We have to write a function to check if two given strings are anagrams are not.
We can solve this problem in two different ways. The first way is to sort the two strings and compare them. If they are equal, they are anagrams; otherwise they are not. The intuition behind this is by sorting the letters in the string, it forms a unique pattern. All anagrams must transform to this unique pattern when they are sorted.
For example when we sort the letters in the string ‘listen’ or ‘silent’ it becomes
‘eilnst’
Here is the Java function which implements the first method. Here I have used separate strings to hold the sorted sequence so that the original strings are not modified. If the original strings can be modified, we can avoid using the extra String variables.
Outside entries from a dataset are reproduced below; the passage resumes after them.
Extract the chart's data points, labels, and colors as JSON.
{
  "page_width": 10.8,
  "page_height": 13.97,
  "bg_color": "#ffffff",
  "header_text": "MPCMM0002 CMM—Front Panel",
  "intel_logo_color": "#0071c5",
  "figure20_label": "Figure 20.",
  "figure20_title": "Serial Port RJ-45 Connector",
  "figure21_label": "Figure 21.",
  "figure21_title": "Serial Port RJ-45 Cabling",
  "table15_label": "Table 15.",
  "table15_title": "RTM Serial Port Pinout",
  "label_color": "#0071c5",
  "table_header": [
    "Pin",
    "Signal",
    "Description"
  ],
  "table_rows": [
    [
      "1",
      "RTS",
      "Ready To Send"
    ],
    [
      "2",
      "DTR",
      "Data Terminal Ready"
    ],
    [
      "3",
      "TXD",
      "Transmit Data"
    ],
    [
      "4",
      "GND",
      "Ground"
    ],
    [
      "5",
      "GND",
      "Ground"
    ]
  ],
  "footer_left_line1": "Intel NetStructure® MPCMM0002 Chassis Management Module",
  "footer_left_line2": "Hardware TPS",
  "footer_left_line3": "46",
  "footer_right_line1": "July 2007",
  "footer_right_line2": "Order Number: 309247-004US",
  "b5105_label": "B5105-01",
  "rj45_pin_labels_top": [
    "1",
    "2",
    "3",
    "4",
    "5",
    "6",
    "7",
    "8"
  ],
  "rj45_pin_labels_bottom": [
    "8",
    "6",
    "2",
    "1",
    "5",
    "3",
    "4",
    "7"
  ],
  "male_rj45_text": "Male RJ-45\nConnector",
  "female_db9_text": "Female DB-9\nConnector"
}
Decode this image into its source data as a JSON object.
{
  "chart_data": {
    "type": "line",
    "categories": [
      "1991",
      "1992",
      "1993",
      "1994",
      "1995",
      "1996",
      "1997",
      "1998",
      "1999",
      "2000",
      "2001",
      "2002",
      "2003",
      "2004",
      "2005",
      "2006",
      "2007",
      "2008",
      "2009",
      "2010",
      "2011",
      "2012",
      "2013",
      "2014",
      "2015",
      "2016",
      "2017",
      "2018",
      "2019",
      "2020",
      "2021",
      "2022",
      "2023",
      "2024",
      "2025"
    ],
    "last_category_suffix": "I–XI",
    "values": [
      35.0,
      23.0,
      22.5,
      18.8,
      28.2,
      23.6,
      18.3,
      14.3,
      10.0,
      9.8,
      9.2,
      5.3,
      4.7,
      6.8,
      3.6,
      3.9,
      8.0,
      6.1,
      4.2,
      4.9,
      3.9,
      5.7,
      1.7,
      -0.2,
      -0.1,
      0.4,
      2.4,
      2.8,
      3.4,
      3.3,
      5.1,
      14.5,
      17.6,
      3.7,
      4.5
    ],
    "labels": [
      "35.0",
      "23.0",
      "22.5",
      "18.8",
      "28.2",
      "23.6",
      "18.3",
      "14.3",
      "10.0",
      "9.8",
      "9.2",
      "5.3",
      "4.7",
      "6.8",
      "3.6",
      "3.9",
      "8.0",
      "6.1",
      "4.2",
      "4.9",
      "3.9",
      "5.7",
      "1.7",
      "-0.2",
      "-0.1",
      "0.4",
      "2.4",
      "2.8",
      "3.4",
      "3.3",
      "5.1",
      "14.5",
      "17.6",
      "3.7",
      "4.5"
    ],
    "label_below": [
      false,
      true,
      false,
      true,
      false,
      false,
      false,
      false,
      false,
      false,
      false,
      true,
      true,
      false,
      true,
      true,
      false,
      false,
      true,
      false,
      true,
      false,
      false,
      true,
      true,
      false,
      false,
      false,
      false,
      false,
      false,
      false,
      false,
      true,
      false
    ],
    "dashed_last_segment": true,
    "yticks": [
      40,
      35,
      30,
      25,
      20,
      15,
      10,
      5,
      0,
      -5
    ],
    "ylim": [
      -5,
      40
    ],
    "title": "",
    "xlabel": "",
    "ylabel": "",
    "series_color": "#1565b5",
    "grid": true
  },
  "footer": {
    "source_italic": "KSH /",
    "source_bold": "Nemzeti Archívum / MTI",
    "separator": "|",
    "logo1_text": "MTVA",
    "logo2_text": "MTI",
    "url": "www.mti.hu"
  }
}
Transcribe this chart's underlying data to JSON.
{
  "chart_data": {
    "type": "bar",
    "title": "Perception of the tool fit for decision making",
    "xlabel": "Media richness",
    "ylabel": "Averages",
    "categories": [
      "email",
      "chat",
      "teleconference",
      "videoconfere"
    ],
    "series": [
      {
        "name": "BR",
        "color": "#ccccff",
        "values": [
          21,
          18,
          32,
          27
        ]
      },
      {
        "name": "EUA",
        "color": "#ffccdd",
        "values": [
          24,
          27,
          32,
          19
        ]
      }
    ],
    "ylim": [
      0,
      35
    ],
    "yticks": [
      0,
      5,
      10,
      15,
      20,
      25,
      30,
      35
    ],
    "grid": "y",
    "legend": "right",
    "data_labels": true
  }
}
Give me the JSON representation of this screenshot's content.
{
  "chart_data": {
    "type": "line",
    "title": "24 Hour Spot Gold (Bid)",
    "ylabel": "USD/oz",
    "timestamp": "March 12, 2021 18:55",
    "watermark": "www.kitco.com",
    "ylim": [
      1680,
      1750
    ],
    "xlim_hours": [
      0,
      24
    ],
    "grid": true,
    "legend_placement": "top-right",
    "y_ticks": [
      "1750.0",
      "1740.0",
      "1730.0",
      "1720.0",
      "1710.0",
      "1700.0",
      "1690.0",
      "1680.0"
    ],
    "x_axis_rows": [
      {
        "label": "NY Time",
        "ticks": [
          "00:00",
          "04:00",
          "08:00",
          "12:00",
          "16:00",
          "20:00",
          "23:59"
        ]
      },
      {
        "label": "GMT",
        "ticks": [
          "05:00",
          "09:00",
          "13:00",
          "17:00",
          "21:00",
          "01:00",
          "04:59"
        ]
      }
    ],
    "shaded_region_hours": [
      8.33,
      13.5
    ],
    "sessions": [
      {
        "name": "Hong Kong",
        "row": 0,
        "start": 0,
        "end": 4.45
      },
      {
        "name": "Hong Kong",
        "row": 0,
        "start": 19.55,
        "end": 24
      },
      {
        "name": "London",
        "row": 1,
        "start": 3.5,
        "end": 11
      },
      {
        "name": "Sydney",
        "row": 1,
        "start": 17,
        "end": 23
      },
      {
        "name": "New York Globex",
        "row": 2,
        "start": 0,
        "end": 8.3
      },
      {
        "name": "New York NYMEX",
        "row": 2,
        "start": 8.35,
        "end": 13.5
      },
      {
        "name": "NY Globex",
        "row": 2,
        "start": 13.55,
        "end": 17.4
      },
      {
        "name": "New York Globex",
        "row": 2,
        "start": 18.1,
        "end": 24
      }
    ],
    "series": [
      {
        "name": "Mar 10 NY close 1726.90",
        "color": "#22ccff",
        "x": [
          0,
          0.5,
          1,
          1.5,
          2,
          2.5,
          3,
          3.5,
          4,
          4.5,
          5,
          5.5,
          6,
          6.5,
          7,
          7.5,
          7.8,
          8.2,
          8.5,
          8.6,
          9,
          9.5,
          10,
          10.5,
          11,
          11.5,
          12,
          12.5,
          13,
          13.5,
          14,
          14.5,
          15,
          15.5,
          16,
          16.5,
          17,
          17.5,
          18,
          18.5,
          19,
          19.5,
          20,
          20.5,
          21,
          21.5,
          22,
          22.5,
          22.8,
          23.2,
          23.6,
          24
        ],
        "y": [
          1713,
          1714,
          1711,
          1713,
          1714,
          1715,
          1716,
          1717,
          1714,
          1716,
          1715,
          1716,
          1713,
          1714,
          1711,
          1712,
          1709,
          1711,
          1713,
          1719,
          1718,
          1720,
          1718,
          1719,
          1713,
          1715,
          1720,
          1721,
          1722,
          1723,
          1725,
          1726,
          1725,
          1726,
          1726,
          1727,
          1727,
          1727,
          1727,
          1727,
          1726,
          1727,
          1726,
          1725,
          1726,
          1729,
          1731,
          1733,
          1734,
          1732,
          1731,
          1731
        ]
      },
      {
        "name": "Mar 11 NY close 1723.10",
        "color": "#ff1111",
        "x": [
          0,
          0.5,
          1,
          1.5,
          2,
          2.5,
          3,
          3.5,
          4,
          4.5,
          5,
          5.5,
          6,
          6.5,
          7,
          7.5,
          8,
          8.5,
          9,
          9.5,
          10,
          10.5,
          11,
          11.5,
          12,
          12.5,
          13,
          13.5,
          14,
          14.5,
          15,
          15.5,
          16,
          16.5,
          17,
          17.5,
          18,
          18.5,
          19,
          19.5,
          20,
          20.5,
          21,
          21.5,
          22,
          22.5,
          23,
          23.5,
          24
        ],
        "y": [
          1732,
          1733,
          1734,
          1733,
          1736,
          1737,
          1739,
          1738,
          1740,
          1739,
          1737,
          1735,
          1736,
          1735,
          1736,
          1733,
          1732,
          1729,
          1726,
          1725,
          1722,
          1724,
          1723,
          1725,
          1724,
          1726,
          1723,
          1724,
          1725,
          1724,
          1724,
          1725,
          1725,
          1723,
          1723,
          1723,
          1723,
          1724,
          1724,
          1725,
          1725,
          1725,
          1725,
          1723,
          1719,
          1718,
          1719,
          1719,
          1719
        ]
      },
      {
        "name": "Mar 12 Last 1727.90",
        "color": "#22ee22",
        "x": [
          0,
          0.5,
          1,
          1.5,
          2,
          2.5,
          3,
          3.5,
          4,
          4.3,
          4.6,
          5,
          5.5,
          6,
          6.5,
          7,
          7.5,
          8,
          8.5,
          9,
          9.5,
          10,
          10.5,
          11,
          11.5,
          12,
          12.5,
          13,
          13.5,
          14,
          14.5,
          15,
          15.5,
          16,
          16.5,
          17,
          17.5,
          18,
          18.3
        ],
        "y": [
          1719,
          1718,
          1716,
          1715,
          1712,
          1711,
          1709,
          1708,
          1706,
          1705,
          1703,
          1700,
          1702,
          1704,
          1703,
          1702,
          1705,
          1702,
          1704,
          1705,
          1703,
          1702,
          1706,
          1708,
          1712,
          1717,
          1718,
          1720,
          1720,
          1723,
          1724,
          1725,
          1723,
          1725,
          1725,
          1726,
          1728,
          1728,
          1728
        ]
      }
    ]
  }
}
public static boolean areAnagrams(String strFirst, String strSecond )
{
char [] charArray = strFirst.toCharArray();
Arrays.sort(charArray);
String strFirstSort = new String( charArray );
charArray = strSecond.toCharArray();
Arrays.sort(charArray);
String strSecondSort = new String( charArray );
return strFirstSort.equals(strSecondSort);
}
Method#2:
The second method is to count the letters in both the strings and match the counts. If the letter count of both the strings is same, then we can conclude that they are anagrams.
In the following Java implementation we do not count the frequencies of letters in both the strings, but we calculate the counts for just one string.
public static boolean areAnagrams(String strFirst, String strSecond )
{
//Assume ASCII charset of size 256 alphabets
int[] charCount = new int[256];
getCharCount(strFirst,charCount);
for( int i = 0; i < strSecond.length(); i++ )
{
char ch = strSecond.charAt(i);
// If count of ch is more in second string, return false
if( charCount[ch] <= 0 )
return false;
else
charCount[ch]--;
}
for( int i = 0; i < 256; i++ )
{
if( charCount[i] > 0 )
return false;
}
return true;
}
public static void getCharCount(String strInput, int[] charCount)
{
for( int i = 0; i < strInput.length(); i++ )
{
charCount[ strInput.charAt(i)]++;
}
}
Then we iterate through the characters of the second string, we try to decrement the frequency of each character. If we found a zero, that means that particular character has appeared more number of times in the second string, then we can say that they are not anagrams. Otherwise we decrement the count of that character.
Finally we check the count array if they have any non-zero entries. If they are anagrams, we have all zero entries in count array.
Note: We have considered the space also as a significant character in the above programs. So ‘school master’ can not be anagram of ‘the classroom’ even though they contain same letters. Also the input strings are case-sensitive.